Как-то в обед, когда я, не чуя беды, тащился снизу, от водопроводного крана, в лагерь с только что ополосканным котелком, висящим на поясе, я увидел запыхавшегося писаря, который бежал мне навстречу.
— Бертин, чудак, что ты опять натворил? Ступай скорее в канцелярию, тебя вызывает подполковник Винхарт!
— Подполковник Винхарт? — переспрашиваю я уже на бегу. — Не имею чести знать этого господина, — и, мысленно оглядываясь на последние недели, добавляю: — Я ничего недозволенного не сделал.
Обмениваясь обрывками фраз, мы добежали до канцелярии, и не успел я собраться с мыслями и отдышаться, как на меня надвинулось нечто краснолицее, седоусое, белоголовое, с серо-стальными глазами, метавшими в меня молнии.
— Вот это и есть тот самый солдат, — указывает на меня точно из-под земли выросший Глинский, весь изогнувшийся в раболепном поклоне.
Солдат в тиковой куртке и бескозырке, с алюминиевым котелком на ремне, в серых штанах, заправленных в высокие сапоги, — зрелище далеко не эффектное. Я, разумеется, щелкаю каблуками и, как положено, смотрю в глаза господину подполковнику Винхарту прямо и благоговейно, словно взираю на самого господа бога.

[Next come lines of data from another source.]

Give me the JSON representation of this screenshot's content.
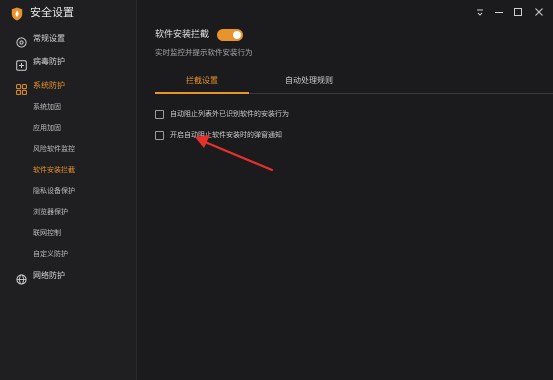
{
  "window": {
    "title": "安全设置",
    "controls": [
      "menu-icon",
      "minimize-icon",
      "maximize-icon",
      "close-icon"
    ]
  },
  "sidebar": {
    "items": [
      {
        "label": "常规设置",
        "icon": "gear-circle-icon"
      },
      {
        "label": "病毒防护",
        "icon": "plus-square-icon"
      },
      {
        "label": "系统防护",
        "icon": "grid-icon",
        "active": true
      },
      {
        "label": "网络防护",
        "icon": "globe-icon"
      }
    ],
    "sub_items": [
      {
        "label": "系统加固"
      },
      {
        "label": "应用加固"
      },
      {
        "label": "风险软件监控"
      },
      {
        "label": "软件安装拦截",
        "active": true
      },
      {
        "label": "隐私设备保护"
      },
      {
        "label": "浏览器保护"
      },
      {
        "label": "联网控制"
      },
      {
        "label": "自定义防护"
      }
    ]
  },
  "main": {
    "title": "软件安装拦截",
    "toggle_on": true,
    "description": "实时监控并提示软件安装行为",
    "tabs": [
      {
        "label": "拦截设置",
        "active": true
      },
      {
        "label": "自动处理规则",
        "active": false
      }
    ],
    "options": [
      {
        "label": "自动阻止列表外已识别软件的安装行为",
        "checked": false
      },
      {
        "label": "开启自动阻止软件安装时的弹窗通知",
        "checked": false
      }
    ]
  },
  "colors": {
    "accent": "#e8932c",
    "background": "#1b1b1e",
    "sidebar": "#1f1f22",
    "arrow": "#e8302a"
  }
}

— Значит, это вы возымели дерзость подать нам жалобу! — резким, хлестким, в каждой своей нотке колючим голосом выкрикивает низенький человечек в золотых погонах.
Жалобу? На мгновение у меня перехватывает дыхание. Вот как, оказывается, истолковано мое прошение!
— Я никакой жалобы не подавал, господин подполковник! — отвечаю я. Воздух с трудом проникает в мои легкие, кое-как проталкивается в них.
— Та-та-та-та, — отвечает начальство, — бабушке своей рассказывайте сказки. Вы жалуетесь, что вам дали слишком короткий отпуск на предмет женитьбы, но из трусости не говорите об этом открыто. Хорош солдат! Покажите свой котелок!
Самый жалкий солдатишка — и тот по мере сил содержит свой котелок в чистоте. Ведь и кошка вылизывает свое блюдце. Моя алюминиевая посудина, вся во вмятинах, до черноты закопчена на сербском угле, но внутри сияет белизной, как положено. Солнце, которое стоит прямо над нами в огненно-синем небе, льет свои лучи, словно расплавленный металл, в сверкающе-белый сосуд.
— Ну, это еще так-сяк, — несколько тише рычит широкоплечий лев. — Но вы помните, где находитесь, а? Мы деремся не на жизнь, а на смерть, а вы суетесь к нам со своими частными делишками.
На голос его сбежались люди, толпа окружает нас почтительным кругом, я вижу любопытные и даже изумленные лица.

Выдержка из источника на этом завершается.